In einem schwachen Gesamtmarkt notiert die Thyssenkrupp-Aktie am Mittwochnachmittag rund sieben Prozent im Minus bei 6,86 Euro. Ein Börsianer verwies auf Aussagen von Vorstandschefin Martina Merz, dass der Industriekonzern wegen des Kriegs in der Ukraine unter erheblichem Druck stehe, da die Lieferketten unterbrochen seien.

Zudem belasten Diskussionen um einen Lieferstopp für Öl und Gas aus Russland. "Ich denke, dass Maßnahmen zu Öl oder sogar Gas früher oder später gebraucht werden", sagte EU-Ratspräsident Charles Michel am Mittwoch im Straßburger Europaparlament.

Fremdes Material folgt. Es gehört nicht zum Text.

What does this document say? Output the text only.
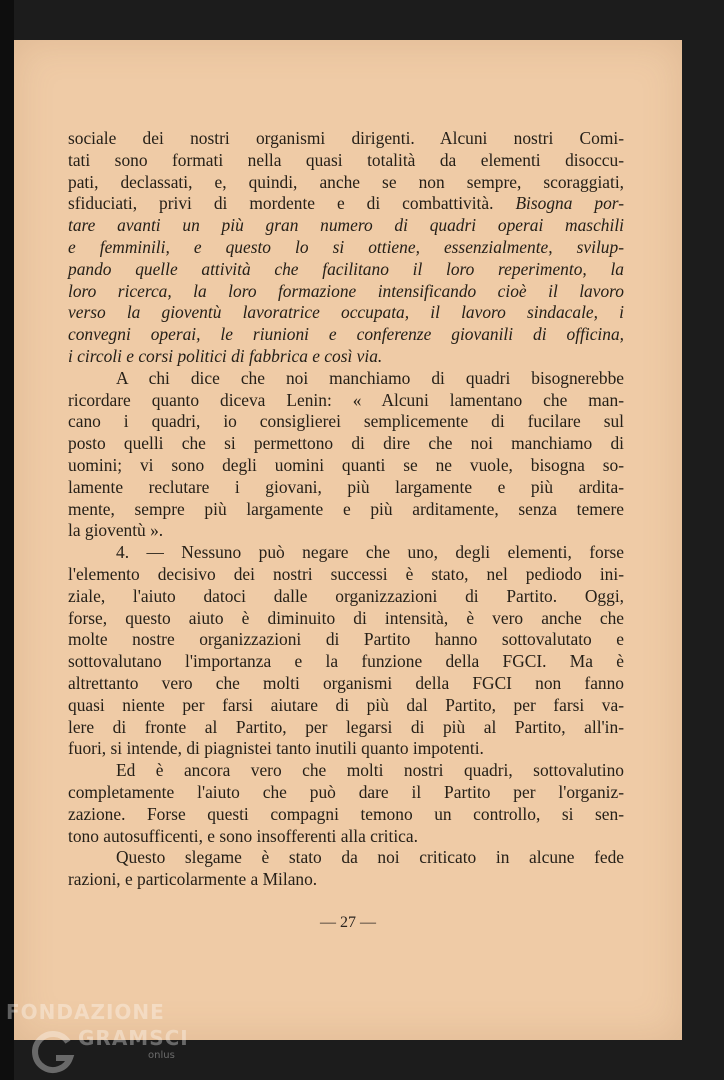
sociale dei nostri organismi dirigenti. Alcuni nostri Comi-
tati sono formati nella quasi totalità da elementi disoccu-
pati, declassati, e, quindi, anche se non sempre, scoraggiati,
sfiduciati, privi di mordente e di combattività. Bisogna por-
tare avanti un più gran numero di quadri operai maschili
e femminili, e questo lo si ottiene, essenzialmente, svilup-
pando quelle attività che facilitano il loro reperimento, la
loro ricerca, la loro formazione intensificando cioè il lavoro
verso la gioventù lavoratrice occupata, il lavoro sindacale, i
convegni operai, le riunioni e conferenze giovanili di officina,
i circoli e corsi politici di fabbrica e così via.
A chi dice che noi manchiamo di quadri bisognerebbe
ricordare quanto diceva Lenin: « Alcuni lamentano che man-
cano i quadri, io consiglierei semplicemente di fucilare sul
posto quelli che si permettono di dire che noi manchiamo di
uomini; vi sono degli uomini quanti se ne vuole, bisogna so-
lamente reclutare i giovani, più largamente e più ardita-
mente, sempre più largamente e più arditamente, senza temere
la gioventù ».
4. — Nessuno può negare che uno, degli elementi, forse
l'elemento decisivo dei nostri successi è stato, nel pediodo ini-
ziale, l'aiuto datoci dalle organizzazioni di Partito. Oggi,
forse, questo aiuto è diminuito di intensità, è vero anche che
molte nostre organizzazioni di Partito hanno sottovalutato e
sottovalutano l'importanza e la funzione della FGCI. Ma è
altrettanto vero che molti organismi della FGCI non fanno
quasi niente per farsi aiutare di più dal Partito, per farsi va-
lere di fronte al Partito, per legarsi di più al Partito, all'in-
fuori, si intende, di piagnistei tanto inutili quanto impotenti.
Ed è ancora vero che molti nostri quadri, sottovalutino
completamente l'aiuto che può dare il Partito per l'organiz-
zazione. Forse questi compagni temono un controllo, si sen-
tono autosufficenti, e sono insofferenti alla critica.
Questo slegame è stato da noi criticato in alcune fede
razioni, e particolarmente a Milano.
— 27 —
FONDAZIONE
GRAMSCI
onlus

Die EU-Kommission hatte am Dienstag bereits ein Embargo russischer Kohle-Importe vorgeschlagen. "Heute stoppen wir die Kohle, aber das ist nur ein sehr kleiner Teil der Rechnung", sagte er. Man müsse sich nun auch Öl anschauen, sagte auch Kommissionspräsidentin Ursula von der Leyen. Über die Maßnahme müssen nun die EU-Staaten einstimmig entscheiden. Vorgesehen ist derzeit, dass es für das Kohle-Importverbot eine dreimonatige Übergangsfrist gibt, in denen Lieferungen noch möglich sein sollen.

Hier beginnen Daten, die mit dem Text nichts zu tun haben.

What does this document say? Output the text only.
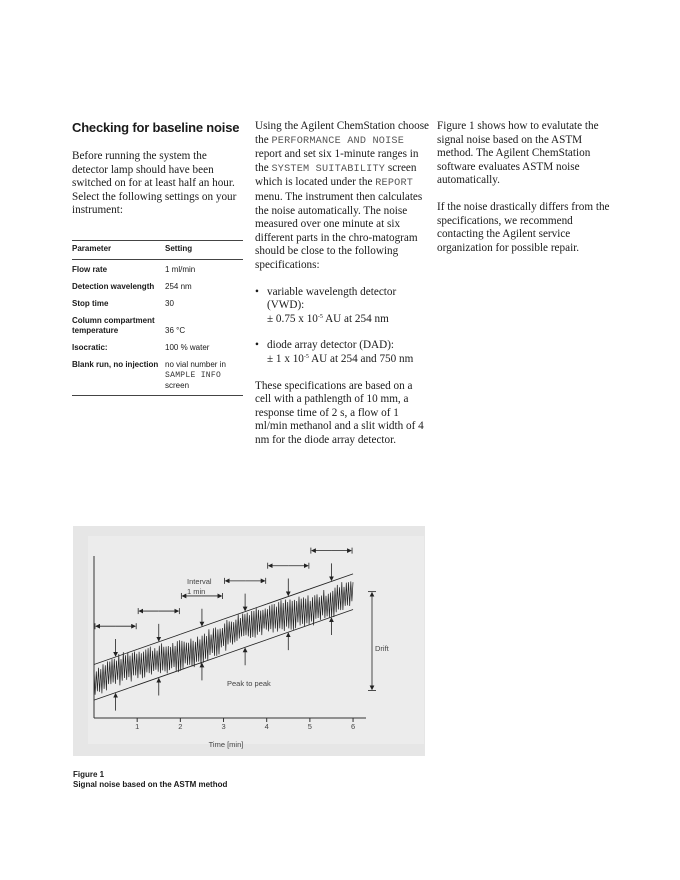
Checking for baseline noise

Before running the system the detector lamp should have been switched on for at least half an hour. Select the following settings on your instrument:

Parameter	Setting
Flow rate	1 ml/min
Detection wavelength	254 nm
Stop time	30
Column compartment temperature	36 °C
Isocratic:	100 % water
Blank run, no injection	no vial number in
SAMPLE INFO
screen

Using the Agilent ChemStation choose the PERFORMANCE AND NOISE report and set six 1-minute ranges in the SYSTEM SUITABILITY screen which is located under the REPORT menu. The instrument then calculates the noise automatically. The noise measured over one minute at six different parts in the chro-matogram should be close to the following specifications:

• variable wavelength detector (VWD):
± 0.75 x $10^{-5}$ AU at 254 nm
• diode array detector (DAD):
± 1 x $10^{-5}$ AU at 254 and 750 nm

These specifications are based on a cell with a pathlength of 10 mm, a response time of 2 s, a flow of 1 ml/min methanol and a slit width of 4 nm for the diode array detector.

Figure 1 shows how to evalutate the signal noise based on the ASTM method. The Agilent ChemStation software evaluates ASTM noise automatically.

If the noise drastically differs from the specifications, we recommend contacting the Agilent service organization for possible repair.

1	2	3	4	5	6
Interval
1 min
Peak to peak
Drift
Time [min]
Figure 1
Signal noise based on the ASTM method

"Öl wird auch, denke ich, relativ schnell kommen," sagte die Vizepräsidentin des EU-Parlaments, Katarina Barley, dem ZDF-Morgenmagazin. Ein Einfuhrstopp für russisches Gas wäre hingegen schwierig. Damit hätte nicht nur Deutschland ein großes Problem, sondern auch andere Länder.

Industrie warnt vor Gas-Embargo


Die Wirtschaftsvereinigung Stahl, die die Interessen der deutschen Stahlhersteller vertritt, warnte bereits Ende März vor den Folgen eines Erdgasembargos: "Ohne Erdgas aus Russland wäre eine Stahlproduktion zurzeit nicht möglich." Die hiesige Stahlindustrie sei mit einer Rohstahlproduktion von 40 Millionen Tonnen der größte Hersteller in der EU und der achtgrößte Produzent weltweit.

Die deutsche Industrie unterstützt die angedachten Kohle-Sanktionen gegen Russland, warnt aber ebenfalls vor einem Gas-Embargo. "Die Umsetzung ist nicht einfach und hat ihren Preis, aber die Entscheidung ist vor dem Hintergrund der Eskalation der Gewalt mehr als nachvollziehbar", sagte Siegfried Russwurm, Präsident des Bundesverbands der Deutschen Industrie, der Deutschen Presse-Agentur mit Blick auf Kohle. Völlig anders sei die Situation beim Gas, so Russwurm: "Ein Komplettausfall russischer Gaslieferungen, die andere Lieferanten nicht kurzfristig ersetzen können, wäre ein gewaltiger Stresstest für die EU - mit unabsehbaren Folgen für Versorgungssicherheit, Wachstum, Beschäftigung und unsere politische Handlungsfähigkeit."

Auch die Bundesregierung lehnt ein Embargo russischer Gasimporte ab und warnt vor schweren Schäden für die Wirtschaft.

Einschätzung zur Thyssenkrupp-Aktie


Seit Jahresbeginn hat die Thyssenkrupp-Aktie insgesamt mehr als 30 Prozent verloren. Der Ausbruch des Ukraine-Kriegs hatte den Kurs zwar zwischenzeitlich einen Schub gegeben - mit den Diskussionen um ein Gasembargo allerdings ging es dann wieder steil nach unten.

Perspektiven bieten sich für Thyssenkrupp im Geschäft mit Wasserstoff. Die Tochter Uhde Chlorine Engineers etabliert sich zu einem führenden Anbieter von Großanlagen für den industriellen Bereich. Grüner Wasserstoff als CO2-neutraler Kraftstoff gewinnt zunehmend an Bedeutung, gerade auch bei der Produktion von Stahl. Die Sparte Marine Systems dürfte von den steigenden Verteidigungsausgaben von Nato-Ländern - darunter auch Deutschland - profitieren.

Wir bleiben bei der Kaufempfehlung für Thyssenkrupp - wenngleich Anleger den volatilen Wert eher gestaffelt ordern und Rückschläge zum Einstieg nutzen sollten.